Yeva Serdiuk

Personal information
- Nationality: Ukrainian
- Born: 5 January 2004 (age 22) Chornomorsk, Ukraine

Sport
- Sport: Beach volleyball

Medal record
Women's beach volleyball
Representing Ukraine
Volleyball World Beach Pro Tour
| Gold medal – first place | 2024 | Warsaw Future |
| Gold medal – first place | 2024 | Balıkesir Future |
| Gold medal – first place | 2025 | Sveti Vlas Future |
| Bronze medal – third place | 2025 | Valencia Future |
World U19 Championships
| Gold medal – first place | 2022 Dikili | Beach |
European U22 Championships
| Gold medal – first place | 2025 Baden | Beach |
European U18 Championships
| Silver medal – second place | 2021 Ljubljana | Beach |

= Yeva Serdiuk =

Ukrainian beach volleyball player

Yeva Serdiuk (born 5 January 2004) is a Ukrainian beach volleyball player.

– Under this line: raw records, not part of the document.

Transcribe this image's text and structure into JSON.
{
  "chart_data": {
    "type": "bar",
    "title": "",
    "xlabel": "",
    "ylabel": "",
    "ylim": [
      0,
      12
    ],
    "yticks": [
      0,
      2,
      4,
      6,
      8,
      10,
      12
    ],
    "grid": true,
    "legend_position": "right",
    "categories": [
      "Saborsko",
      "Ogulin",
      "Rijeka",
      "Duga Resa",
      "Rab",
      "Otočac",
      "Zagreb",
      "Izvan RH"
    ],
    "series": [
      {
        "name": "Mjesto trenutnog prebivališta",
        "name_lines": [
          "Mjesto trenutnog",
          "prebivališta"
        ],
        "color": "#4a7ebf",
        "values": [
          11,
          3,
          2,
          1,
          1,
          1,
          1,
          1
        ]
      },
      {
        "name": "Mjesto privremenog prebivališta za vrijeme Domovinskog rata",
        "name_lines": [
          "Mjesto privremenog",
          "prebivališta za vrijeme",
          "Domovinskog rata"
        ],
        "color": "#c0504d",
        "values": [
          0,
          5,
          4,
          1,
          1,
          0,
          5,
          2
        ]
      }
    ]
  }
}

==Early life and education==
She was born on 5 January 2004, in Chornomorsk.

As of 2024 she was studying at the State College of Florida, Manatee–Sarasota.

==Career==
Yeva is a beach volleyball player.

With Daria Romaniuk, Yeva represented Ukraine at the European U-18 Beach Volleyball Championships, held in Ljubljana, winning a silver medal.

In 2022, Serdiuk/Romaniuk became world champions at the 2022 FIVB Beach Volleyball U19 World Championships in Dikili.

Since 2023, Anhelina Khmil became her partner, and they won bronze medals at the 2023 Ukrainian National Beach Volleyball U22 Championships. Khmil/Serdiuk competed at the 2023 European U22 Beach Volleyball Championships without reaching semi-finals.